The workshops provide an opportunity for deeper exploration of what it means to find power in identity and its intersections, and give students an open space to create and polish original works of writing under the guidance and support of professional teacher-poets based in New York City.

Guest Poet's Bios:

Alejandro Heredia

Alejandro Heredia is a queer Afro Dominican writer and community organizer from The Bronx. He has received fellowships from Lambda Literary, VONA, the Dreamyard Rad(ical) Poetry Consortium, and the Dominican Studies Institute. His chapbook of short stories, You’re the Only Friend I Need (2021), explores themes of queer transnationalism, friendship, and (un)belonging in the African Diaspora. Alejandro’s work has been featured in Teen Vogue, Lambda Literary Review, Tasteful Rude Magazine, and elsewhere.


Noel Quiñones

Noel Quiñones is an Emmy award winning Puerto Rican writer, actor, educator, and community organizer from the Bronx. He’s received fellowships from Poets House, the Poetry Foundation, Tin House, and SAFTA (Sundress Academy for the Arts). His work has been published in POETRY, Gulf Coast, Tupelo Quarterly and is forthcoming from The Offing and Frontier Poetry. He has performed on stages across the country including Lincoln Center, Harvard University, BAM, Princeton University, the Museum of Fine Arts, Houston, American University, and the Honolulu Museum of Art. His work has been showcased on Huffington Post, Vibe, Tidal Music, Latina Magazine, Medium, Univision, Remezcla, Mitú & elsewhere. He is the founder of Project X, a Bronx-based arts organization, a 40 Under 40 Rising Latino Stars Recipient, and a member of the 2019 Intercultural Leadership Institute cohort. He is a recent graduate of the University of Mississippi M.F.A. program, where he was the 2019 John and Renée Grisham Poetry Fellow, winning the D.C. Berry Prize in Creative Writing and the Bondurant Poetry Prize.Follow him online at www.noelpquinones.com or @noelpquinones.



Alisha Acquaye

Alisha Acquaye (she/they) is a creative writer, poet and workshop facilitator from Brooklyn, NY. She’s passionate about music, Black femme joy, Black queer joy, and afrofuturism. Their work is in Catapult, Carve magazine, Teen Vogue, Allure, GQ and more platforms. Most recently, Alisha won the Carve Magazine Poetry and Prose Prize of 2020 for her lyrical essay Fruit Snack Fairytale, judged by prolific essayist and poet Kendra Allen. Carve Magazine also nominated Alisha’s essay-poem for a Pushcart Prize. As a workshop bae, Alisha curates loving and imaginative writing spaces for us to explore different realms within ourselves. The Words Between Us, Black Nightmare, Unraveling Our Inner Child, and The End…are some of the many spaces they created for writers to play, heal and grow through words and world building.

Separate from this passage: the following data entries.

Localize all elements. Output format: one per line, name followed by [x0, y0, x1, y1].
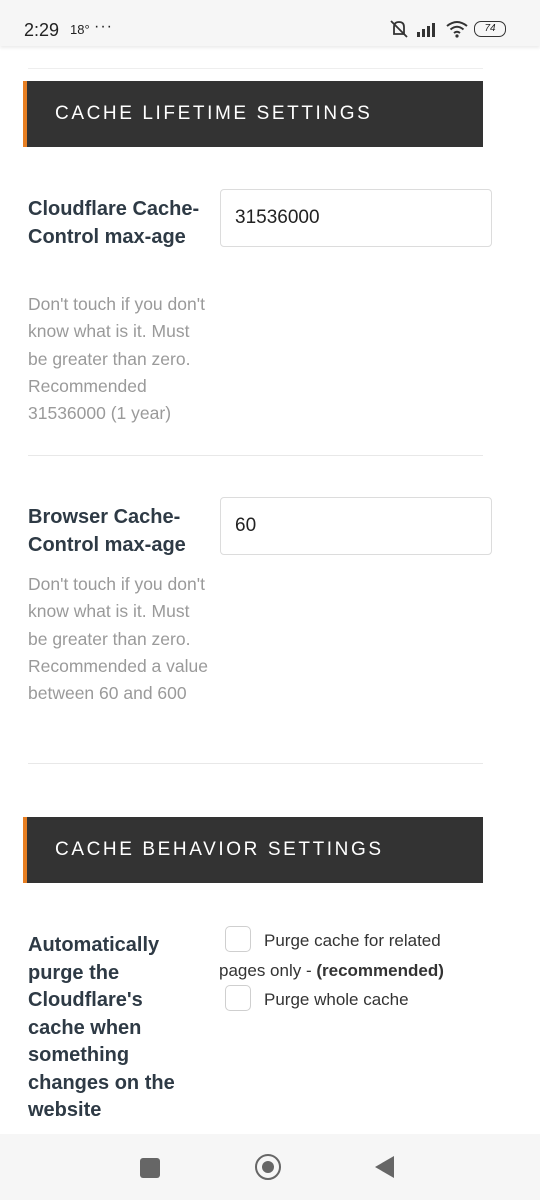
- status-icons: 74: [388, 19, 506, 39]
- battery-icon: 74: [474, 21, 506, 37]
- cf-max-age-description: Don't touch if you don't know what is it…: [28, 294, 205, 424]
- recommended-badge: (recommended): [316, 961, 444, 980]
- purge-related-text-line2: pages only - (recommended): [219, 961, 444, 981]
- purge-related-text-cont: pages only -: [219, 961, 317, 980]
- signal-icon: [417, 23, 435, 37]
- browser-max-age-label: Browser Cache-Control max-age: [28, 506, 186, 556]
- section-title: CACHE LIFETIME SETTINGS: [55, 103, 373, 124]
- status-bar: 2:29 18° ··· 74: [0, 0, 540, 46]
- more-notifications-icon: ···: [94, 18, 113, 35]
- purge-whole-text: Purge whole cache: [264, 990, 409, 1009]
- top-divider: [28, 68, 483, 69]
- recents-button[interactable]: [140, 1158, 160, 1178]
- back-button[interactable]: [375, 1156, 394, 1178]
- section-title: CACHE BEHAVIOR SETTINGS: [55, 839, 384, 860]
- temperature: 18°: [70, 22, 90, 37]
- wifi-icon: [446, 21, 468, 38]
- row-divider: [28, 763, 483, 764]
- purge-related-checkbox[interactable]: [225, 926, 251, 952]
- mute-icon: [390, 20, 408, 38]
- cf-max-age-label: Cloudflare Cache-Control max-age: [28, 198, 200, 248]
- cf-max-age-input[interactable]: [220, 189, 492, 247]
- auto-purge-label: Automatically purge the Cloudflare's cac…: [28, 934, 175, 1121]
- browser-max-age-input[interactable]: [220, 497, 492, 555]
- home-button[interactable]: [255, 1154, 281, 1180]
- clock: 2:29: [24, 20, 60, 40]
- system-nav-bar: [0, 1134, 540, 1200]
- browser-max-age-description: Don't touch if you don't know what is it…: [28, 574, 208, 704]
- purge-whole-checkbox[interactable]: [225, 985, 251, 1011]
- section-header-behavior: CACHE BEHAVIOR SETTINGS: [23, 817, 483, 883]
- purge-related-text: Purge cache for related: [264, 931, 441, 950]
- section-header-lifetime: CACHE LIFETIME SETTINGS: [23, 81, 483, 147]
- row-divider: [28, 455, 483, 456]
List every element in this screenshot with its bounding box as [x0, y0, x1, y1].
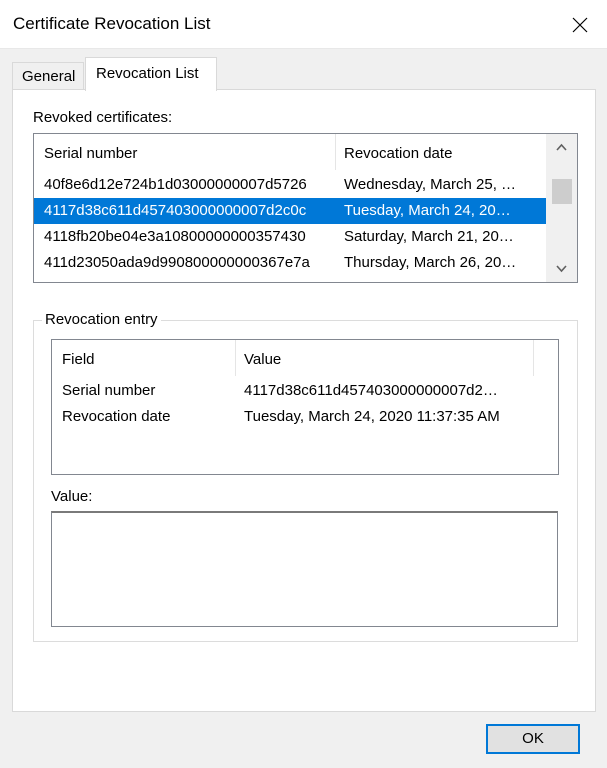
- serial-number-cell: 4118fb20be04e3a10800000000357430: [44, 228, 306, 245]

This event is organized by Lost & Found: The CUNY Poetics Document Initiative and the Center for the Humanities at the CUNY Graduate Center, funded in part by Poets & Writers with public funds from the New York State Council on the Arts with the support of the Office of the Governor and the New York State Legislature, and with generous support from our collaborators Engaging the Senses Foundation.